/data-science-exercise

Data Science Exercise

Primary LanguageJupyter Notebook

Please check the Jupyter notebook first as it has explanation of what I have done and why I have done it

Python version: 3.6

Packges: Tensorflow, Pandas and NumPy

USIO Energy Data Science Exercise

You will use historic energy usage data from a number of households to forecast their future usage.

Data

usage_train.csv contains historic data in a single file. The columns are:

  • id: a unique household ID
  • datetime: datetime of the half-hour interval for which usage is recorded
  • usage: usage for the given household and half-hour (in kWh)

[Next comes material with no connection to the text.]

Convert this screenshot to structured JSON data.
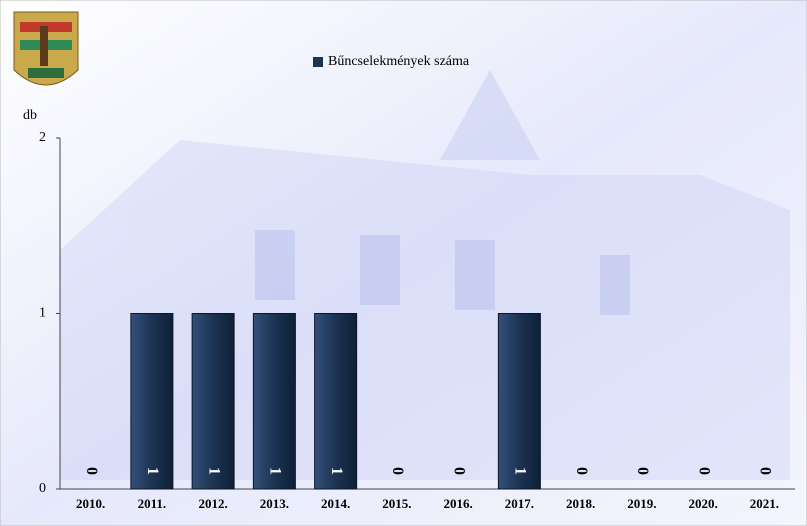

usage_test.csv is similar to usage_train.csv, but is missing the usage column. We would like you to predict usage for each row (household/half-hour) in usage_test.csv.

Submission

We are interested in how you approach an open-ended machine learning problem. We encourage plotting and data exploration, as well as readable and re-usable code.

  • use python 3
  • fork this repository
  • commit all your code (including Jupyter Notebooks, exploratory work etc.)
  • submit a pull request when you are finished
  • please make sure the code includes two files:
    • train.py should read the training data, perform any steps needed, and save a single file containing the trained forecasting model (e.g. model.ext)
    • predict.py should read the test data (usage_test.csv) and the model file (model.ext), and save predictions in usage_test_predictions.csv.
  • feel free to organise additional files as you see fit
  • please update QUESTIONS.md and try to answer questions therein.
  • please include a description of external libraries needed to run your code

Please try to not spend more than half a day on this exercise! Have fun!